Большую часть дня пробыл он с Ларой; мысль о ней опять вызвала это язвительное отравляющее жало, но теперь все показалось ему так чудовищно, что захотелось крикнуть: нет! и отбиваться от этого ужаса руками. Он смотрел, как доктор, написав рецепт, все еще согнувшись, сидел на месте, с неподходящим вниманием рассматривая и потрагивая руками старую бронзовую чернильницу, украшенную чеканным рисунком. Он знал, что доктор этими вещами не интересуется, что это только отвлечение, заминка, что все это подтверждает опасное, быть может, роковое положение дочери.

"Да, дочери, дочери, дочери", -- твердил он мысленно сам себе, как бы выбивая этим сознанием другую мысль, от которой нельзя было избавиться без боли, точно это был зловредный нарост, питавшийся его кровью.

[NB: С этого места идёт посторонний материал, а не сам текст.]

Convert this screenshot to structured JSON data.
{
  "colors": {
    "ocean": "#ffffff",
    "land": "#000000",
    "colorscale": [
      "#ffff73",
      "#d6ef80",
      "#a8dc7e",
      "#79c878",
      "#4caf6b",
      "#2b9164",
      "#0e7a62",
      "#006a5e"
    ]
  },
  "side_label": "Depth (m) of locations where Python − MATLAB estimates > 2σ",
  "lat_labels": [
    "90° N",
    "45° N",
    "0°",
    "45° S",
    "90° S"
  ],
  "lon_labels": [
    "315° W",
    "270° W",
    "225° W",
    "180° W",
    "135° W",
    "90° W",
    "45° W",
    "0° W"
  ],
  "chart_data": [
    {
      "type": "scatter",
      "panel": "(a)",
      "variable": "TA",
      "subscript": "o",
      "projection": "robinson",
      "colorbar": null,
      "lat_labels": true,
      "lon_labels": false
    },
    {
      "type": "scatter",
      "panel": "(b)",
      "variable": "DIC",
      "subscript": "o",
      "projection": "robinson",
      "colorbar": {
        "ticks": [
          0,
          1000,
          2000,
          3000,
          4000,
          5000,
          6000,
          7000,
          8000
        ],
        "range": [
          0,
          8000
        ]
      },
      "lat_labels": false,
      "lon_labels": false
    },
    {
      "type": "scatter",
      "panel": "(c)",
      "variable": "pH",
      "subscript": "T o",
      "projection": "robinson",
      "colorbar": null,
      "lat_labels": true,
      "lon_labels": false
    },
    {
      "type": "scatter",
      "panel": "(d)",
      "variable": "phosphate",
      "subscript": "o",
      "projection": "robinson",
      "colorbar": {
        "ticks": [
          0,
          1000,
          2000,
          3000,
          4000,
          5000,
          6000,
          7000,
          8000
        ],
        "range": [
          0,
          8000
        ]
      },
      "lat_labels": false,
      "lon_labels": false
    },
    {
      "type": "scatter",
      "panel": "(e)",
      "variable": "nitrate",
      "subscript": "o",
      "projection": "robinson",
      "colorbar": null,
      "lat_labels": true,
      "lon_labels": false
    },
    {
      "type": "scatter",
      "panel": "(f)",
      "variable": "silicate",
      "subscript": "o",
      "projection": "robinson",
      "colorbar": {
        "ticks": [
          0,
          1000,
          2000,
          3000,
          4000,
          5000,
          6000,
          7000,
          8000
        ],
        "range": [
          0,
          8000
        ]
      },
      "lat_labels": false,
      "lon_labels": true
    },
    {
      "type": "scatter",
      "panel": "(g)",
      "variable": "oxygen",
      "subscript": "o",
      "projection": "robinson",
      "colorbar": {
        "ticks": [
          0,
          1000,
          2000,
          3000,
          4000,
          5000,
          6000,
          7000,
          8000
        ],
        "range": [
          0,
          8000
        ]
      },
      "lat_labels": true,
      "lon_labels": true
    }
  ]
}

Но пока был доктор, казалось, что могла быть какая-то борьба, а сейчас он может уйти и что же тогда?

В первый раз по-настоящему допустил он, что девочка может умереть. Нервно вздернув плечами, подошел к кровати.

Мать, наклонившись, чутким взглядом следила за судорожными движениями маленькой ручки. Но его поразили не столько эти судорожные подергивания, сколько трепетание запекшихся губок, изогнутых страдальческой гримасой, которая делала это личико не только старческим, но почти древним, как само страдание.

Ему захотелось всем существом своим крикнуть: нет, нет, не хочу, и просить у кого-то прощения. Он с испугом обернулся к доктору, когда тот встал:

-- Как, ты уже уходишь! -- вырвалось у него.

Доктор с удивлением поднял глаза, но смотрел как-то вбок.

-- Может быть, выпьем чаю? -- предложил Стрельников, стараясь успокоить себя мелочной обыденностью и думая, что если доктор останется пить чай, все будет не так страшно.

Но доктор, который попусту иногда проводил у него время, торопливо взглянул на часы и отказался.